Guterson explores book’s background and the writing of ‘Snow Falling On Cedars”

David Guterson, author of “Snow Falling on Cedars,” is coming to Bainbridge Performing Arts for a special event in March and will take readers behind the scenes of the creation of his wartime novel.

David Guterson, author of “Snow Falling on Cedars,” is coming to Bainbridge Performing Arts for a special event in March and will take readers behind the scenes of the creation of his wartime novel.

BPA, which is showcasing a staged production of “Snow Falling on Cedars” next month, will welcome the writer for a special pre-show presentation at 1 p.m. Sunday, March 22.

Twenty years after the first publication of “Snow Falling on Cedars,” its author will reflect back on the influences, ideals and ambitions that led to its writing, and what the book means to him now.

It took Guterson five years to write “Snow Falling on Cedars,” in part because he was teaching full-time at Bainbridge High School, and in part because of the extensive research involved. Guterson delved deep into salmon fishing, strawberry farming and the Japanese American internment as he prepared his manuscript.

To describe the anti-Japanese hysteria that prevailed in the 1940s, he also steeped himself in hundreds of pages of oral histories compiled by internees and members of the Bainbridge Island Japanese American Community. And though the fictitious San Piedro Island of the book drifts at some distance from Bainbridge — on a real map of Puget Sound it would lie in the San Juan Islands — it is populated by some authentic Bainbridge characters.

The literary model for the book, however, was more remote. It was, in fact, modeled on Harper Lee’s “To Kill a Mockingbird,” the 1960 novel Guterson regularly assigned to his high school English classes.
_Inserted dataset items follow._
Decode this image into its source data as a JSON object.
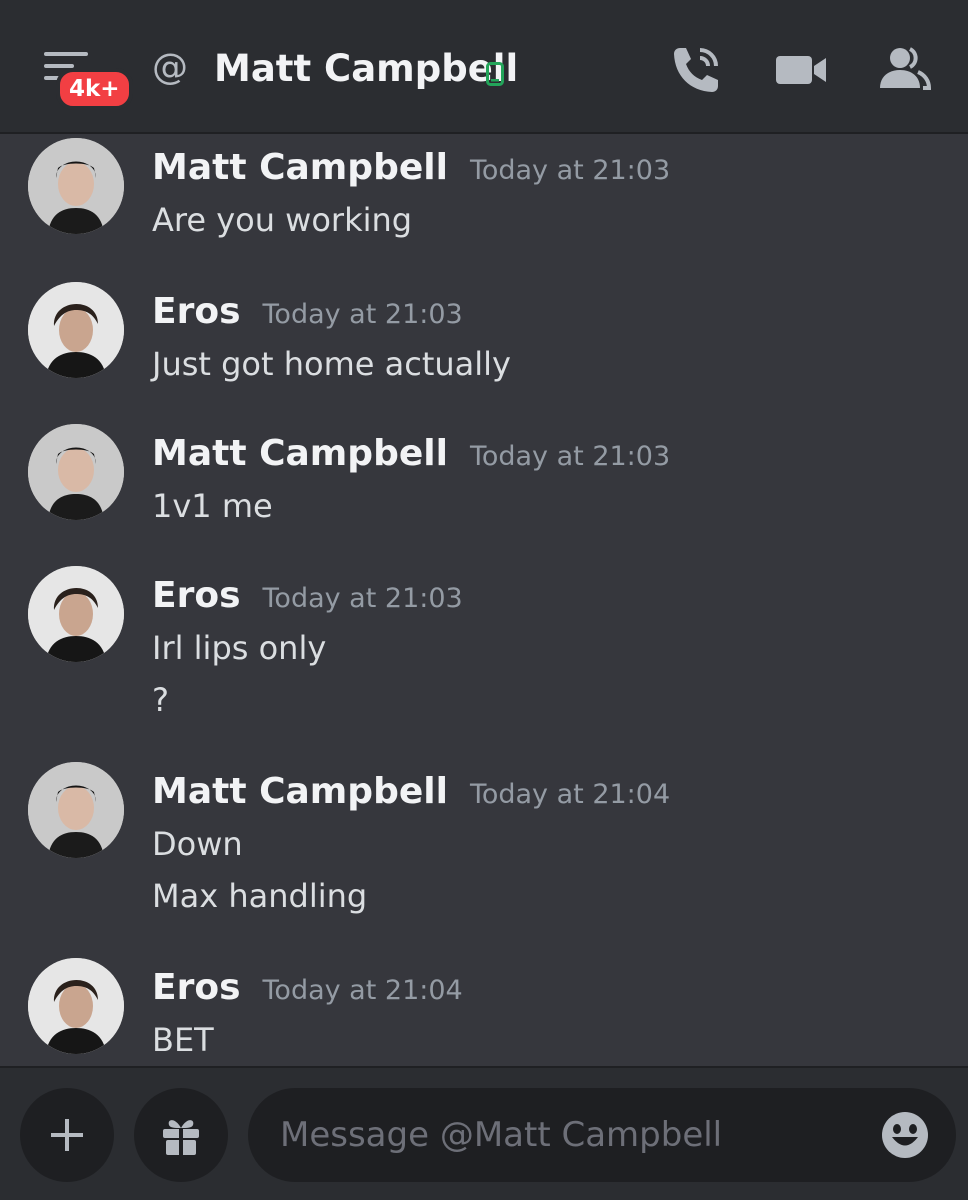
{
  "header": {
    "unread_badge": "4k+",
    "at_symbol": "@",
    "title": "Matt Campbell",
    "status_icon": "mobile-online-icon",
    "status_color": "#23a55a",
    "icons": [
      "call-icon",
      "video-icon",
      "members-icon"
    ]
  },
  "messages": [
    {
      "author": "Matt Campbell",
      "time": "Today at 21:03",
      "lines": [
        "Are you working"
      ]
    },
    {
      "author": "Eros",
      "time": "Today at 21:03",
      "lines": [
        "Just got home actually"
      ]
    },
    {
      "author": "Matt Campbell",
      "time": "Today at 21:03",
      "lines": [
        "1v1 me"
      ]
    },
    {
      "author": "Eros",
      "time": "Today at 21:03",
      "lines": [
        "Irl lips only",
        "?"
      ]
    },
    {
      "author": "Matt Campbell",
      "time": "Today at 21:04",
      "lines": [
        "Down",
        "Max handling"
      ]
    },
    {
      "author": "Eros",
      "time": "Today at 21:04",
      "lines": [
        "BET"
      ]
    }
  ],
  "composer": {
    "add_icon": "plus-icon",
    "gift_icon": "gift-icon",
    "placeholder": "Message @Matt Campbell",
    "emoji_icon": "emoji-icon"
  }
}
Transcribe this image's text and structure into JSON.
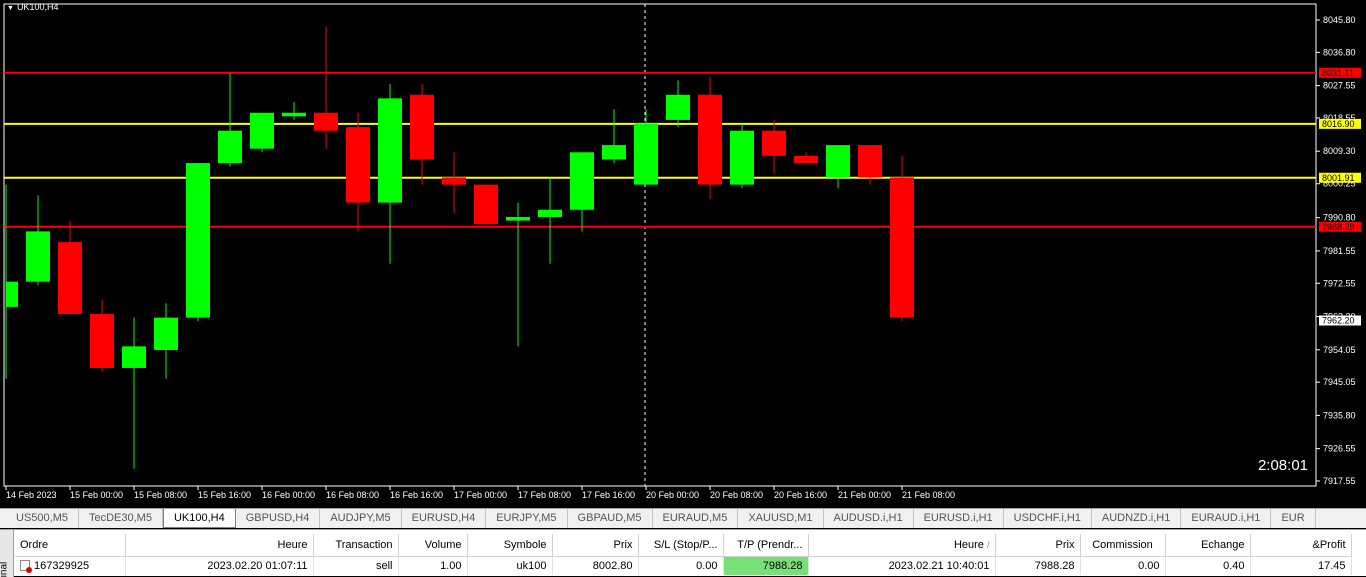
{
  "chart": {
    "symbol": "UK100,H4",
    "countdown": "2:08:01",
    "price_scale": [
      "8045.80",
      "8036.80",
      "8027.55",
      "8018.55",
      "8009.30",
      "8000.25",
      "7990.80",
      "7981.55",
      "7972.55",
      "7963.30",
      "7954.05",
      "7945.05",
      "7935.80",
      "7926.55",
      "7917.55"
    ],
    "time_labels": [
      "14 Feb 2023",
      "15 Feb 00:00",
      "15 Feb 08:00",
      "15 Feb 16:00",
      "16 Feb 00:00",
      "16 Feb 08:00",
      "16 Feb 16:00",
      "17 Feb 00:00",
      "17 Feb 08:00",
      "17 Feb 16:00",
      "20 Feb 00:00",
      "20 Feb 08:00",
      "20 Feb 16:00",
      "21 Feb 00:00",
      "21 Feb 08:00"
    ],
    "levels": [
      {
        "price": 8031.11,
        "label": "8031.11",
        "color": "#ff0000"
      },
      {
        "price": 8016.9,
        "label": "8016.90",
        "color": "#ffff00"
      },
      {
        "price": 8001.91,
        "label": "8001.91",
        "color": "#ffff00"
      },
      {
        "price": 7988.28,
        "label": "7988.28",
        "color": "#ff0000"
      }
    ],
    "current_price": "7962.20",
    "colors": {
      "bull": "#00ff00",
      "bear": "#ff0000",
      "background": "#000000",
      "grid_text": "#ffffff"
    }
  },
  "chart_data": {
    "type": "candlestick",
    "title": "UK100,H4",
    "ylim": [
      7917.55,
      8045.8
    ],
    "candles": [
      {
        "o": 7966,
        "h": 8000,
        "l": 7946,
        "c": 7973
      },
      {
        "o": 7973,
        "h": 7997,
        "l": 7972,
        "c": 7987
      },
      {
        "o": 7984,
        "h": 7990,
        "l": 7964,
        "c": 7964
      },
      {
        "o": 7964,
        "h": 7968,
        "l": 7948,
        "c": 7949
      },
      {
        "o": 7949,
        "h": 7963,
        "l": 7921,
        "c": 7955
      },
      {
        "o": 7954,
        "h": 7967,
        "l": 7946,
        "c": 7963
      },
      {
        "o": 7963,
        "h": 8006,
        "l": 7962,
        "c": 8006
      },
      {
        "o": 8006,
        "h": 8031,
        "l": 8005,
        "c": 8015
      },
      {
        "o": 8010,
        "h": 8020,
        "l": 8009,
        "c": 8020
      },
      {
        "o": 8019,
        "h": 8023,
        "l": 8018,
        "c": 8020
      },
      {
        "o": 8020,
        "h": 8044,
        "l": 8010,
        "c": 8015
      },
      {
        "o": 8016,
        "h": 8020,
        "l": 7987,
        "c": 7995
      },
      {
        "o": 7995,
        "h": 8028,
        "l": 7978,
        "c": 8024
      },
      {
        "o": 8025,
        "h": 8028,
        "l": 8000,
        "c": 8007
      },
      {
        "o": 8002,
        "h": 8009,
        "l": 7992,
        "c": 8000
      },
      {
        "o": 8000,
        "h": 8000,
        "l": 7989,
        "c": 7989
      },
      {
        "o": 7990,
        "h": 7995,
        "l": 7955,
        "c": 7991
      },
      {
        "o": 7991,
        "h": 8002,
        "l": 7978,
        "c": 7993
      },
      {
        "o": 7993,
        "h": 8009,
        "l": 7987,
        "c": 8009
      },
      {
        "o": 8007,
        "h": 8021,
        "l": 8006,
        "c": 8011
      },
      {
        "o": 8000,
        "h": 8021,
        "l": 8000,
        "c": 8017
      },
      {
        "o": 8018,
        "h": 8029,
        "l": 8016,
        "c": 8025
      },
      {
        "o": 8025,
        "h": 8030,
        "l": 7996,
        "c": 8000
      },
      {
        "o": 8000,
        "h": 8017,
        "l": 7999,
        "c": 8015
      },
      {
        "o": 8015,
        "h": 8018,
        "l": 8003,
        "c": 8008
      },
      {
        "o": 8008,
        "h": 8009,
        "l": 8006,
        "c": 8006
      },
      {
        "o": 8002,
        "h": 8011,
        "l": 7999,
        "c": 8011
      },
      {
        "o": 8011,
        "h": 8011,
        "l": 8000,
        "c": 8002
      },
      {
        "o": 8002,
        "h": 8008,
        "l": 7962,
        "c": 7963
      }
    ]
  },
  "tabs": [
    "US500,M5",
    "TecDE30,M5",
    "UK100,H4",
    "GBPUSD,H4",
    "AUDJPY,M5",
    "EURUSD,H4",
    "EURJPY,M5",
    "GBPAUD,M5",
    "EURAUD,M5",
    "XAUUSD,M1",
    "AUDUSD.i,H1",
    "EURUSD.i,H1",
    "USDCHF.i,H1",
    "AUDNZD.i,H1",
    "EURAUD.i,H1",
    "EUR"
  ],
  "active_tab": "UK100,H4",
  "terminal": {
    "side_label": "inal",
    "columns": [
      "Ordre",
      "Heure",
      "Transaction",
      "Volume",
      "Symbole",
      "Prix",
      "S/L (Stop/P...",
      "T/P (Prendr...",
      "Heure",
      "Prix",
      "Commission",
      "Echange",
      "&Profit"
    ],
    "sort_indicator": "/",
    "row": {
      "ordre": "167329925",
      "heure": "2023.02.20 01:07:11",
      "transaction": "sell",
      "volume": "1.00",
      "symbole": "uk100",
      "prix": "8002.80",
      "sl": "0.00",
      "tp": "7988.28",
      "heure2": "2023.02.21 10:40:01",
      "prix2": "7988.28",
      "commission": "0.00",
      "echange": "0.40",
      "profit": "17.45"
    }
  }
}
Guterson, then 39, received the 1995 PEN/Faulkner Award for “Snow Falling on Cedars” — a remarkable achievement for a first novel.

Even more remarkable was the fact that it went on to be not only a critical but also a commercial success, with over 4 million copies sold, it has generated a Hollywood film, a stage play and countless high school student essays.

Ironically, it is his novel that is now showing up in high school curricula – where it hasn’t been banned, of course.

Reading “Snow Falling on Cedars” some 20 years later, Guterson said he encountered an unexpected mixture of emotions. He will share these, along with reflections on how the book was written, before a matinee performance of the play.

This free community presentation will be held at BPA (200 Madison Ave. North). The presentation will be followed by a question-and-answer session with the audience.